France | France, Cour administrative d'appel de TOULOUSE, 2ème chambre, 26 mars 2024, 23TL00864


Vu la procédure suivante :



Procédure contentieuse antérieure :



Mme B... A... épouse C... a demandé au tribunal administratif de Toulouse :

- d'annuler l'arrêté du 16 avril 2021 par lequel le préfet de la Haute-Garonne lui a refusé la délivrance d'un titre de séjour, l'a obligée à quitter le territoire français dans un délai de trente jours et a fixé le pays de destination ;

- d'enjoindre au préfet de la Haute-Garonne de lui délivrer un titre de séjour dans un délai de quinze jours à compter du jugement

à intervenir ;

- de mettre à la charge de l'Etat une somme de 1 500 euros en application des di...

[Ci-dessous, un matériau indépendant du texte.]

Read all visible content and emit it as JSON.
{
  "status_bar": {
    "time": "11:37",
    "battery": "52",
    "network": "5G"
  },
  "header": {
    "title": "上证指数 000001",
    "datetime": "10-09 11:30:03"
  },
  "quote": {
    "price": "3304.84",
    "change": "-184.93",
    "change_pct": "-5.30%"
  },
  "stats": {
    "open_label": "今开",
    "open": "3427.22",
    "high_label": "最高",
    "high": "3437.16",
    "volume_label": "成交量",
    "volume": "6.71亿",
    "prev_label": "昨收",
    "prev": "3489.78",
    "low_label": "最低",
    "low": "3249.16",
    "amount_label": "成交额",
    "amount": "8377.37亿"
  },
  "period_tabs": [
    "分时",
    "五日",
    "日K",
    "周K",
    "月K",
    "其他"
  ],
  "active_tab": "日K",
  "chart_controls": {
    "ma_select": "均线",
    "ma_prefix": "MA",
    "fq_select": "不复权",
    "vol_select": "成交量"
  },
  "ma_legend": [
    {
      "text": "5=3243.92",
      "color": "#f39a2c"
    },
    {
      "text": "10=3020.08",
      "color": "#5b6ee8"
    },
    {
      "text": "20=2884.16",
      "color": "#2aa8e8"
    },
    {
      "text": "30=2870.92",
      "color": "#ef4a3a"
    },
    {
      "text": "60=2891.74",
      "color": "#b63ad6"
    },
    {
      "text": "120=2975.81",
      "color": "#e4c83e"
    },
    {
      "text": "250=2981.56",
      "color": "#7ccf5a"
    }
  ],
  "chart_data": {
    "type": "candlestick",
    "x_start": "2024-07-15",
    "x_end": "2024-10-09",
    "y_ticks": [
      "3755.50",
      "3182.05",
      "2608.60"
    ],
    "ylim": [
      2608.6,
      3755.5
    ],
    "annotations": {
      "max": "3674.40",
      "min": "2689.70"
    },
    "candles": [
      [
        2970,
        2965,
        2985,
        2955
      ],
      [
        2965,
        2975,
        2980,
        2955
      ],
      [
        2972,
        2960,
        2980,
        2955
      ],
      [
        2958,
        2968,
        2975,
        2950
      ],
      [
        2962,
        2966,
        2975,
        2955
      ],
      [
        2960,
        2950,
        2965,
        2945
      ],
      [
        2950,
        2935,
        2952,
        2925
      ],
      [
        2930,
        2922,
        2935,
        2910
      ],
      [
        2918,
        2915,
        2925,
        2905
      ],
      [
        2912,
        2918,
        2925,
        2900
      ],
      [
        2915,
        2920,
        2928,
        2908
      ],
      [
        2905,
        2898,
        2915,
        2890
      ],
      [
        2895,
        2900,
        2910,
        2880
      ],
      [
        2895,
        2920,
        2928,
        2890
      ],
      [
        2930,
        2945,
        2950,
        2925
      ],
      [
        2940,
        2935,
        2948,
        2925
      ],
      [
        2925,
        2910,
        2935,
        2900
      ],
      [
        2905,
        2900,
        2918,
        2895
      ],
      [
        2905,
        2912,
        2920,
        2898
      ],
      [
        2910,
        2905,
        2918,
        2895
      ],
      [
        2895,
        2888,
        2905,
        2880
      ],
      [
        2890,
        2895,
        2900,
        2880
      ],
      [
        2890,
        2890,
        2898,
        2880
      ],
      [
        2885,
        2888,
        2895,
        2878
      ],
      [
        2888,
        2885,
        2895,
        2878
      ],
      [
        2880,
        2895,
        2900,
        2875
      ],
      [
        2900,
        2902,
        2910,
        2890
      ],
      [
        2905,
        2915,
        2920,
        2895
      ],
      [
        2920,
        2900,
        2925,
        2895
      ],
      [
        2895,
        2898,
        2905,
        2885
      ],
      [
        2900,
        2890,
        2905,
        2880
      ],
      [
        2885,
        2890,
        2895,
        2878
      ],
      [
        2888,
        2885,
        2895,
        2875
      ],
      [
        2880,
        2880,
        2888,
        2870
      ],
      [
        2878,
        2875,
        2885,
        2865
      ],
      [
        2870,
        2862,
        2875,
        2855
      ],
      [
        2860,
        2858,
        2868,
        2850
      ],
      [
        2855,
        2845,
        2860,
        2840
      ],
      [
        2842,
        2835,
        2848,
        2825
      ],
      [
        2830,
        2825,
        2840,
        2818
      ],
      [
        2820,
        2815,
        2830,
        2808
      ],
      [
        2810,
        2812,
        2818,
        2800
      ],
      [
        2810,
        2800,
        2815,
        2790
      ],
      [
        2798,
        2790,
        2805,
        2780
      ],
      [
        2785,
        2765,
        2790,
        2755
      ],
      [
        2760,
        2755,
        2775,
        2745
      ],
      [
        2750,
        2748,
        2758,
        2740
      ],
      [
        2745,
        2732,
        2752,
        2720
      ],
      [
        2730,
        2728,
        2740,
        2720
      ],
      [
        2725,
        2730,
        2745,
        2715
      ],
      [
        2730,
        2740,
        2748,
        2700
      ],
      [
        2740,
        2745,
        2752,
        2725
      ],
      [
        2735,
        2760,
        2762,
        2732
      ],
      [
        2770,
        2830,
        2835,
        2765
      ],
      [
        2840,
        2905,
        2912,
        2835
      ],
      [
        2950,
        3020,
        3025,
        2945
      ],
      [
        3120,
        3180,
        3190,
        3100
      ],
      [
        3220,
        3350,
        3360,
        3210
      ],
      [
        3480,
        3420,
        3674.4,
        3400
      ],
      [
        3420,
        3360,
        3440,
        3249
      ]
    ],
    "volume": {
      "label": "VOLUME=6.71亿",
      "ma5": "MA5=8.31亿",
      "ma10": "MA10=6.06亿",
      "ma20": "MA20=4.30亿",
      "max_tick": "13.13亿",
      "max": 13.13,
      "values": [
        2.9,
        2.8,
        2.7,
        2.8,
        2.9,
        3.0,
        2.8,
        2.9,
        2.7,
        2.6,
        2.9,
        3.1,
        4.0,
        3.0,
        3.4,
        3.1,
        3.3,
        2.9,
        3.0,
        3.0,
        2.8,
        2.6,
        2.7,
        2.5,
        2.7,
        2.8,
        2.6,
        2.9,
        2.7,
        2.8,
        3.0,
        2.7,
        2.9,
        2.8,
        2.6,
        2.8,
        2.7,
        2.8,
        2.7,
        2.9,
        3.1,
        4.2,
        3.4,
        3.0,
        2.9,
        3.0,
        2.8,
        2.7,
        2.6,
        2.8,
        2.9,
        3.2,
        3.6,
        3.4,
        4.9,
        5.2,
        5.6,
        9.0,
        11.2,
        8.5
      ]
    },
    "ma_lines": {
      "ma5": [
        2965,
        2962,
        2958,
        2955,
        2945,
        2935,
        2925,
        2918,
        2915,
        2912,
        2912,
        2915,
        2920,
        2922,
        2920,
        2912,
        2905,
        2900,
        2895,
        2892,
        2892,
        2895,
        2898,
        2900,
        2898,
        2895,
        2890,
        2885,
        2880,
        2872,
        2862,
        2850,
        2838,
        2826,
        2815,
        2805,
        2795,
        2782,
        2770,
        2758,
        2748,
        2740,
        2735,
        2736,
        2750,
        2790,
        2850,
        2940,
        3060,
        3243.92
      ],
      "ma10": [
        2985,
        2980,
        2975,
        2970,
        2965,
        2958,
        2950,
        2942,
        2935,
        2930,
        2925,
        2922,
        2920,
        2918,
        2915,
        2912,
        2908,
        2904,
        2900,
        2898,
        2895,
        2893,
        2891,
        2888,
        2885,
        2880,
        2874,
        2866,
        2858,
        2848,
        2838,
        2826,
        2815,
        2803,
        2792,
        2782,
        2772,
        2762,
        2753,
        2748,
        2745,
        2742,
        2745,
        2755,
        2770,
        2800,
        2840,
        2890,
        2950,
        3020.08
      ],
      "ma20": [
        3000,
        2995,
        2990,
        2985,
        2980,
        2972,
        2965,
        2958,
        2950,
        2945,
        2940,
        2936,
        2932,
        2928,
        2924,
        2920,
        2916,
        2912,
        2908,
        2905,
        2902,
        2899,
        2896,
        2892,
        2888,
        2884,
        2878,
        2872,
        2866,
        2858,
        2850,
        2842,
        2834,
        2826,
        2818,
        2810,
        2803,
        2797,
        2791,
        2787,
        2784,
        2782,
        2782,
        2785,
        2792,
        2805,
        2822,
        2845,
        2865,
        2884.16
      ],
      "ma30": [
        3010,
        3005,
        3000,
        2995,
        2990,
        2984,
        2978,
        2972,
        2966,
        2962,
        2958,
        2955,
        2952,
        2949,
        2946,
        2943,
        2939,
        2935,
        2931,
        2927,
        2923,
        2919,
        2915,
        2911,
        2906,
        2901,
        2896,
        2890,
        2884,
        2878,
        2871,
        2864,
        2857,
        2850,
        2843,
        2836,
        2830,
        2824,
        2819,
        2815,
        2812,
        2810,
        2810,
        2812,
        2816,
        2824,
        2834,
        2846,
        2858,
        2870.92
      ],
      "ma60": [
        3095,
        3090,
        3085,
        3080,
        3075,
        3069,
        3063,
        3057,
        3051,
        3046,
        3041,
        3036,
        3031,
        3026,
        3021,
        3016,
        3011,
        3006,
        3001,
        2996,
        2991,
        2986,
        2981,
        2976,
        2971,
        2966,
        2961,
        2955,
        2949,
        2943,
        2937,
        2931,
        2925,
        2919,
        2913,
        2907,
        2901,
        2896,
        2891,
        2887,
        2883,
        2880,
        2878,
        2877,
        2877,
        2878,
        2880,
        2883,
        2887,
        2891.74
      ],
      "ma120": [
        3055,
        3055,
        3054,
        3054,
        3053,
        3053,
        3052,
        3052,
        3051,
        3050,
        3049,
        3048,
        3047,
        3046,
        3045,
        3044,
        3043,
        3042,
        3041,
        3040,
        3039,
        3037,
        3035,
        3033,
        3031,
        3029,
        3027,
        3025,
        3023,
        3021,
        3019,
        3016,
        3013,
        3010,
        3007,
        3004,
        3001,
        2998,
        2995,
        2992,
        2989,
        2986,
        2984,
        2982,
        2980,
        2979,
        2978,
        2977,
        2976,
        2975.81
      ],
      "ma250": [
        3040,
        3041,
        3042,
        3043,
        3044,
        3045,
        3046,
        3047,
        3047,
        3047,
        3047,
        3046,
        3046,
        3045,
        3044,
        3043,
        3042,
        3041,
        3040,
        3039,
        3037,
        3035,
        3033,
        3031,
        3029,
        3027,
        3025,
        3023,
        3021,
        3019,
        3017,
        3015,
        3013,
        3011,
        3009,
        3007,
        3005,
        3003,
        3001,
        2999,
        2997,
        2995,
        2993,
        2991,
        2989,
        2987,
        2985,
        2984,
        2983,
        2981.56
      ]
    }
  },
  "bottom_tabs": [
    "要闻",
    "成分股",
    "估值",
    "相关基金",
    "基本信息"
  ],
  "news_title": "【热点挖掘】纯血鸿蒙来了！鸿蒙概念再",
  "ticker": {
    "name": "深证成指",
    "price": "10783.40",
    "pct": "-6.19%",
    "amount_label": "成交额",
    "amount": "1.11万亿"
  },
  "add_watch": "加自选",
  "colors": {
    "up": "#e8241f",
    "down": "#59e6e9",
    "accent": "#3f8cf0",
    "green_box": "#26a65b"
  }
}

Vu la procédure suivante :

Procédure contentieuse antérieure :

Mme B... A... épouse C... a demandé au tribunal administratif de Toulouse :

- d'annuler l'arrêté du 16 avril 2021 par lequel le préfet de la Haute-Garonne lui a refusé la délivrance d'un titre de séjour, l'a obligée à quitter le territoire français dans un délai de trente jours et a fixé le pays de destination ;

- d'enjoindre au préfet de la Haute-Garonne de lui délivrer un titre de séjour dans un délai de quinze jours à compter du jugement à intervenir ;

- de mettre à la charge de l'Etat une somme de 1 500 euros en application des dispositions de l'article L. 761-1 du code de justice administrative.

Par un jugement n° 2102997 du 17 mars 2023, le tribunal administratif de Toulouse a annulé l'arrêté du 16 avril 2021 du préfet de la Haute-Garonne, a enjoint au préfet de réexaminer la situation de Mme C... dans un délai de deux mois suivant la notification du jugement, a mis à la charge de l'Etat la somme de 1 500 euros en application des dispositions de l'article L. 761-1 du code de justice administrative et a rejeté le surplus de sa demande.

Procédure devant la cour :

Par une requête enregistrée le 14 avril 2023, le préfet de la Haute-Garonne demande à la cour d'annuler ce jugement du 17 mars 2023 du tribunal administratif de Toulouse.

Il soutient que c'est à tort que les premiers juges ont considéré que la décision a été prise sans que les spécificités de la situation de Mme C... ne soient prises en compte pour apprécier si elle pouvait bénéficier d'un titre de séjour dans le cadre du pouvoir discrétionnaire reconnu au préfet : en l'absence de liens intenses, stables et anciens en dehors de son cercle familial, c'est à bon droit qu'il n'a pas souhaité user de son pouvoir discrétionnaire et procéder à la régularisation à titre dérogatoire de l'intéressée ni au titre de la vie privée et familiale ni au titre du travail.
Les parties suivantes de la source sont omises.